Because of all the fuss about Birdman, I saw it again and must admit I have a lot more respect for it on the second try.

I think by original review was too concerned about the transitions between scenes of the past and mental action and shifting points of view, and I didn't concentrate on the scenes themselves, which seem to work together pretty clearly to represent the complexities of a complicated world full of complicated people trying to work together.

Birdman is not, however, constructed as if it were all one shot, like the documentary Russian Ark. There are some very long-held shots that cover a lot of stairways and hallways and crowds and individuals and linked scenes, emphasizing the simultaneity of action and situations in an interconnected world that theatre tries to represent in a few hours on stage or screen. But there are also clear cuts between camera angles and separate scenes, thought not as many as usual.

I wish I had realized that in New York, people pay good sums to watch rehearsals of plays that are still being written and revised, even in mid-performance.

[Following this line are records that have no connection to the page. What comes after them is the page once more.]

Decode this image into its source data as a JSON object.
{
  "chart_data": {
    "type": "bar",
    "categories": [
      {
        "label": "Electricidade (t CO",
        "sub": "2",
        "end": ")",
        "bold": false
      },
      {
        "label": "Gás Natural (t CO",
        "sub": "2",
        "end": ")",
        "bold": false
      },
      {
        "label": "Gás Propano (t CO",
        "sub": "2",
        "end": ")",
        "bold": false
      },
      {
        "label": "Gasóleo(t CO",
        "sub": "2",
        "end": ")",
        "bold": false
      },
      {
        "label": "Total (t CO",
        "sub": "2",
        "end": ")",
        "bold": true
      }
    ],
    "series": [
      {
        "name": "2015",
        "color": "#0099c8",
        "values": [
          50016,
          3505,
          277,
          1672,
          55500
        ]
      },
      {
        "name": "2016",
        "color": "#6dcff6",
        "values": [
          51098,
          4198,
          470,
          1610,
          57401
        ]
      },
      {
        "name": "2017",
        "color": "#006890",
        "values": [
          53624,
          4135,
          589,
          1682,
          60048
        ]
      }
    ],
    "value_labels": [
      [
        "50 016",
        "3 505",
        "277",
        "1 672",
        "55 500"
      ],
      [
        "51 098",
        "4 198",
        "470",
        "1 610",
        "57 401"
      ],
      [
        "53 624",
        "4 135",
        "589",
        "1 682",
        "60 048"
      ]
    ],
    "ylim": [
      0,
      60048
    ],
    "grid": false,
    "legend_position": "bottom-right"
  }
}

The ridiculousness of the Birdman costume outdoes anything even in the drive-in sci-fis of the 1950s and '60s, and the theatre critic is badly misused, and I don't know why Michael Keaton can move things by mere brain power, but otherwise everything fits together thematically pretty well.

There is no claim that Michael Keaton's character was ever anything more than a comic-book-type star, and his effort to revive his long-dormant career is perhaps futile, considering all the obstacles he faces. And the ambiguity of Emma Stone's last closeup doesn't commit to what she sees in either respect.

But thought it may be a little too artsy for its own good, Birdman is a lot better than I had thought.